Oaktree initially formed the U.S. Senior Loan strategy in September 2007 to capitalize on the backlog of "hung" bridge loans held by investment banks. The strategy typically invests in broadly-syndicated, senior-secured loans or other senior, non-investment-grade debt. In most instances, the instruments we target constitute the most senior component in the borrower’s capital structure. In 2012, we continued to expand the strategy with a new product, Enhanced Income, which invests in senior loans through a lightly-levered CLO structure; and in 2014, we launched a traditional CLO product.
“We strive to build high quality, diverse portfolios through fundamental, bottom-up credit analysis and collaboration with our colleagues across Oaktree’s credit platform,” says portfolio manager Ronnie Kaplan. “We stress test each prospective investment and utilize our proprietary credit-scoring matrix to evaluate the risk of the borrower and the underlying loan. Consistent with Oaktree’s philosophy around the importance of risk control, we emphasize capital preservation and strong collateral coverage.”

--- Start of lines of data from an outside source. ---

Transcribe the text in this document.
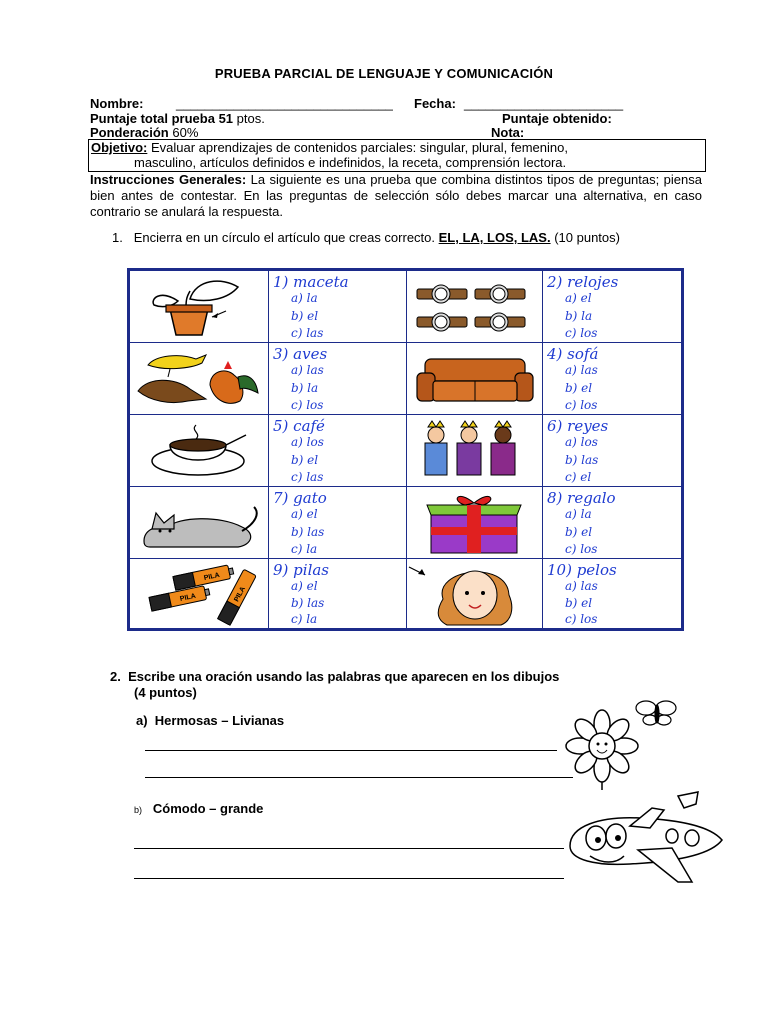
PRUEBA PARCIAL DE LENGUAJE Y COMUNICACIÓN
Nombre:	______________________________ Fecha: ______________________
Puntaje total prueba 51 ptos.	Puntaje obtenido:
Ponderación 60%	Nota:
Objetivo: Evaluar aprendizajes de contenidos parciales: singular, plural, femenino,
masculino, artículos definidos e indefinidos, la receta, comprensión lectora.
Instrucciones Generales: La siguiente es una prueba que combina distintos tipos de preguntas; piensa bien antes de contestar. En las preguntas de selección sólo debes marcar una alternativa, en caso contrario se anulará la respuesta.
1. Encierra en un círculo el artículo que creas correcto. EL, LA, LOS, LAS. (10 puntos)
1) maceta
a) la
b) el
c) las
2) relojes
a) el
b) la
c) los
3) aves
a) las
b) la
c) los
4) sofá
a) las
b) el
c) los
5) café
a) los
b) el
c) las
6) reyes
a) los
b) las
c) el
7) gato
a) el
b) las
c) la
8) regalo
a) la
b) el
c) los
PILA
PILA	PILA
9) pilas
a) el
b) las
c) la
10) pelos
a) las
b) el
c) los
2. Escribe una oración usando las palabras que aparecen en los dibujos
(4 puntos)
a) Hermosas – Livianas
b) Cómodo – grande
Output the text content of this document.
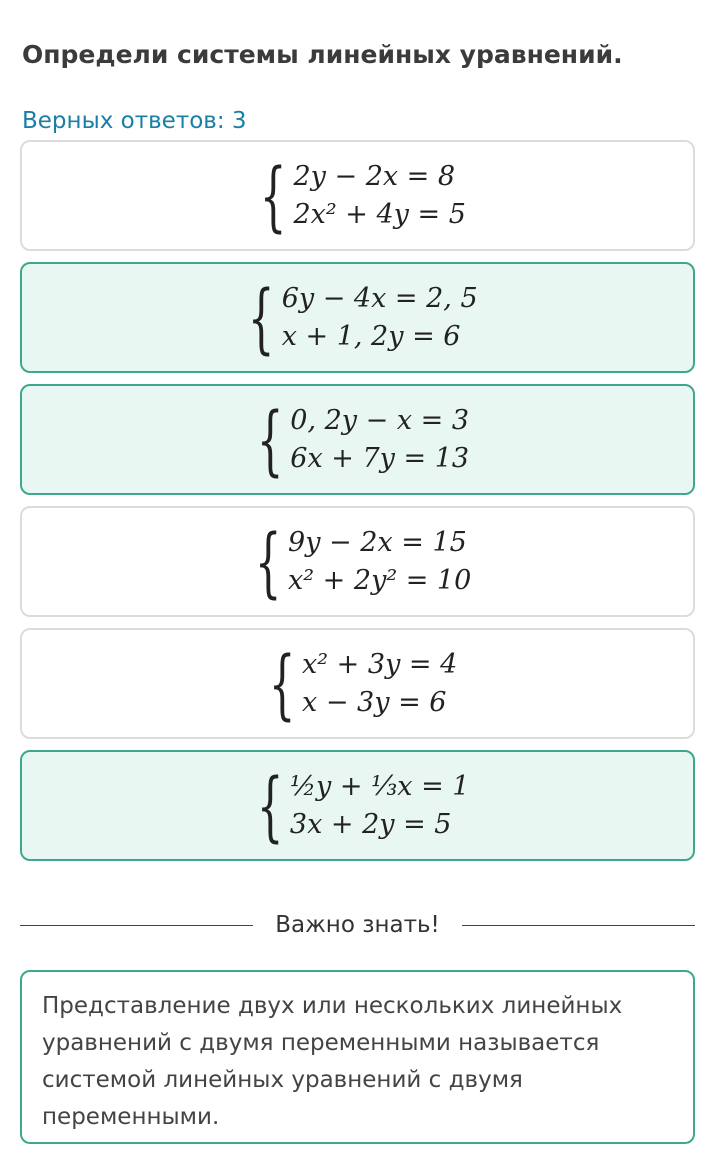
Определи системы линейных уравнений.
Верных ответов: 3
{ 2y − 2x = 8
2x² + 4y = 5
{ 6y − 4x = 2, 5
x + 1, 2y = 6
{ 0, 2y − x = 3
6x + 7y = 13
{ 9y − 2x = 15
x² + 2y² = 10
{ x² + 3y = 4
x − 3y = 6
{ ½y + ⅓x = 1
3x + 2y = 5
Важно знать!
Представление двух или нескольких линейных уравнений с двумя переменными называется системой линейных уравнений с двумя переменными.
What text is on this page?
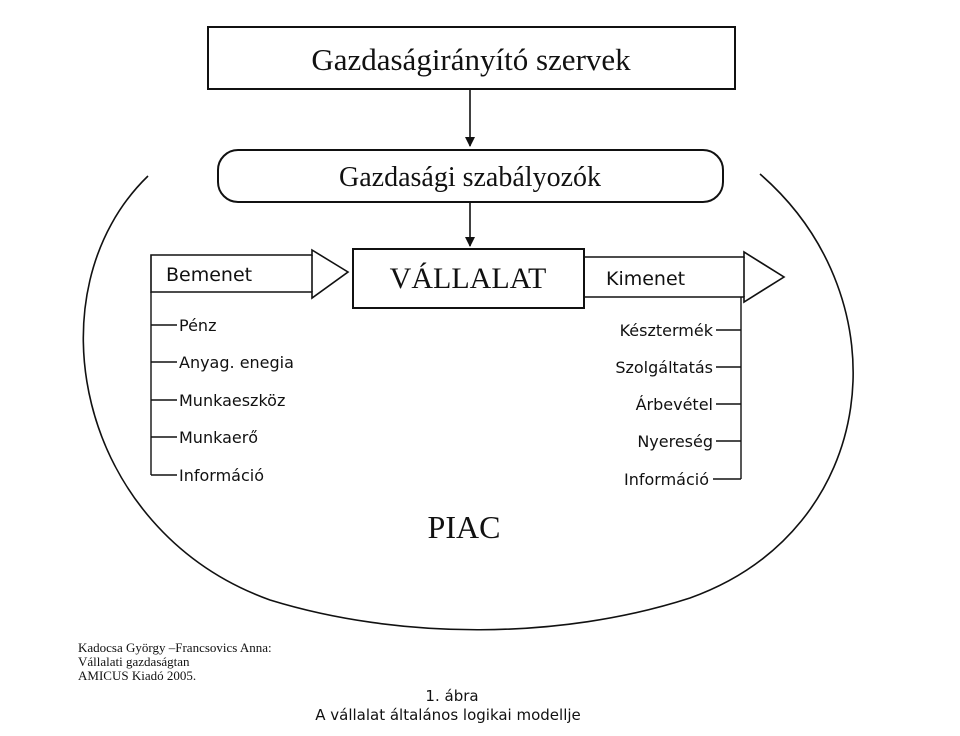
Gazdaságirányító szervek
Gazdasági szabályozók
Bemenet	VÁLLALAT	Kimenet
Pénz
Anyag. enegia
Munkaeszköz
Munkaerő
Információ
Késztermék
Szolgáltatás
Árbevétel
Nyereség
Információ
PIAC
Kadocsa György –Francsovics Anna:
Vállalati gazdaságtan
AMICUS Kiadó 2005.
1. ábra
A vállalat általános logikai modellje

The strategy’s focus is on U.S. dollar-denominated loans secured by first-priority liens in performing companies primarily within the U.S. and Canada, but also within Europe. Though it is less common, we may also invest in second lien loans, non-dollar-denominated loans, and secured or unsecured bonds, where we believe the value of the underlying business comfortably exceeds the value of our claim in a downside scenario.